Friday, November 16, 2007

Lancet, BMJ studies sound concern over anti-obesity drug rimonabant

Thu Nov 15, 7:15 PM ET
Two overviews of trials of weight-loss drugs have added to concerns that the obesity treatment rimonabant may boost the risk of depression and anxiety.
The papers, published in Saturday's issue of The Lancet and online Friday by the British Medical Journal (BMJ), follow a decision in June by an advisory panel to the US Food and Drug Administration (FDA) that voted against marketing rimonabant in the United States on safety grounds.
Doctors led by Arne Astrup, a professor at the Faculty of Life Sciences at the University of Copenhagen, analysed four trials in which 4,105 patents were either given a 20mg daily dose of rimonabant or a dummy lookalike pill called a placebo.
Over one year, patients on rimonabant realised a weight loss that was 4.7 kilos (10.3 pounds) higher than counterparts in the placebo group.
But they were also 40 percent likelier to experience "adverse" or "serious adverse" events, according to Astrup's study, which appears in The Lancet.
Patients on rimonabant were two and a half times likelier to stop taking the drug because of depression than those on placebo, and three times likelier to discontinue the treatment because of anxiety.

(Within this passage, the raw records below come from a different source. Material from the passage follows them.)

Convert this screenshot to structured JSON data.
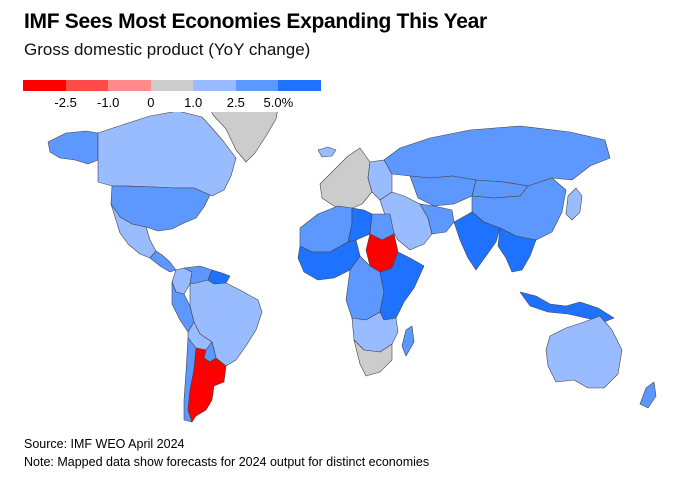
{
  "header": {
    "title": "IMF Sees Most Economies Expanding This Year",
    "subtitle": "Gross domestic product (YoY change)"
  },
  "legend": {
    "bins": [
      "#ff0000",
      "#ff4a4a",
      "#ff8a8a",
      "#cccccc",
      "#99bbff",
      "#5c98ff",
      "#1f72ff"
    ],
    "ticks": [
      "-2.5",
      "-1.0",
      "0",
      "1.0",
      "2.5",
      "5.0%"
    ]
  },
  "map": {
    "colors": {
      "strong_growth": "#1f72ff",
      "moderate_growth": "#5c98ff",
      "slight_growth": "#99bbff",
      "flat_or_no_data": "#cccccc",
      "mild_decline": "#ff8a8a",
      "strong_decline": "#ff0000",
      "border": "#444444"
    },
    "regions": [
      {
        "name": "Greenland",
        "category": "no_data"
      },
      {
        "name": "Canada",
        "category": "slight_growth"
      },
      {
        "name": "Alaska",
        "category": "moderate_growth"
      },
      {
        "name": "United States",
        "category": "moderate_growth"
      },
      {
        "name": "Mexico",
        "category": "slight_growth"
      },
      {
        "name": "Central America",
        "category": "moderate_growth"
      },
      {
        "name": "Colombia",
        "category": "slight_growth"
      },
      {
        "name": "Venezuela",
        "category": "moderate_growth"
      },
      {
        "name": "Guianas",
        "category": "strong_growth"
      },
      {
        "name": "Brazil",
        "category": "slight_growth"
      },
      {
        "name": "Peru",
        "category": "moderate_growth"
      },
      {
        "name": "Bolivia",
        "category": "slight_growth"
      },
      {
        "name": "Paraguay",
        "category": "moderate_growth"
      },
      {
        "name": "Chile",
        "category": "moderate_growth"
      },
      {
        "name": "Argentina",
        "category": "strong_decline"
      },
      {
        "name": "Iceland",
        "category": "slight_growth"
      },
      {
        "name": "Western Europe",
        "category": "no_data"
      },
      {
        "name": "Eastern Europe",
        "category": "slight_growth"
      },
      {
        "name": "Russia",
        "category": "moderate_growth"
      },
      {
        "name": "Kazakhstan",
        "category": "moderate_growth"
      },
      {
        "name": "Mongolia",
        "category": "moderate_growth"
      },
      {
        "name": "China",
        "category": "moderate_growth"
      },
      {
        "name": "Middle East",
        "category": "slight_growth"
      },
      {
        "name": "Iran",
        "category": "moderate_growth"
      },
      {
        "name": "India",
        "category": "strong_growth"
      },
      {
        "name": "Southeast Asia",
        "category": "strong_growth"
      },
      {
        "name": "Indonesia",
        "category": "strong_growth"
      },
      {
        "name": "Japan",
        "category": "slight_growth"
      },
      {
        "name": "North Africa",
        "category": "moderate_growth"
      },
      {
        "name": "Libya",
        "category": "strong_growth"
      },
      {
        "name": "Egypt",
        "category": "moderate_growth"
      },
      {
        "name": "Sudan",
        "category": "strong_decline"
      },
      {
        "name": "West Africa",
        "category": "strong_growth"
      },
      {
        "name": "Central Africa",
        "category": "moderate_growth"
      },
      {
        "name": "East Africa",
        "category": "strong_growth"
      },
      {
        "name": "Southern Africa",
        "category": "slight_growth"
      },
      {
        "name": "South Africa",
        "category": "no_data"
      },
      {
        "name": "Madagascar",
        "category": "moderate_growth"
      },
      {
        "name": "Australia",
        "category": "slight_growth"
      },
      {
        "name": "New Zealand",
        "category": "moderate_growth"
      }
    ]
  },
  "footer": {
    "source": "Source: IMF WEO April 2024",
    "note": "Note: Mapped data show forecasts for 2024 output for distinct economies"
  }
}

The findings are significant because individuals with a history of depression -- a phenomenon common among the severely obese -- were specifically excluded from the trial, say the authors.
"We recommend increased alertness by physicians to these potentially severe psychiatric reactions," the Lancet paper says.
Meanwhile, a study published online Friday by the British Medical Journal (BMJ) said that rimonabant and two other anti-obesity drugs, orlistat and sibutramine, were of only limited effect in terms of weight loss over the long term.
Canadian researchers reviewed data from 30 trials in which obese volunteers -- average weight 100 kilos (220 pounds) -- took either anti-obesity drugs or a placebo for a year or more.
The three drugs reduced weight by less than five kilos (11 pounds), equivalent to a loss of less than five percent of total body weight.
The three drugs had various beneficial side effects but all had adverse effects, including, in rimonabant's case, an increase in depression and anxiety, they said.
The authors noted that no trials examined rates of death and disease as a result of taking anti-obesity pills and called for trials to looking into this aspect.
In June, all 14 experts on the FDA's Advisory Committee said rimonabant, which French maker Sanofi-Aventis had hoped would become a blockbuster drug under the brand name of Zimulti, voted against authorising the drug after they heard evidence that it was linked with an increased risk of suicide.
The European Union has approved rimonabant, locally marketed as Acomplia, as a support for diet and exercise for obese patients who have Type 2 diabetes and cardiovascular problems associated with obesity.
However, labelling of the drug has been stepped up to warn against prescribing it to European patients with depression or those taking anti-depressants.
A trial among 1,047 volunteers, published in The Lancet in October 2006, found ribonant improved control over blood glucose and blood fats among people with Type 2 diabetes.
The drug was "generally well tolerated," the study said. Among those volunteers who dropped out of the trial, depression, nausea and dizziness were the most cited reasons among the rimonabant group.
Rimonabant blocks endocannabinoid receptors in the brain that cause hunger.
Global sales of anti-obesity drugs reached 1.2 billion dollars in 2005, the BMJ said.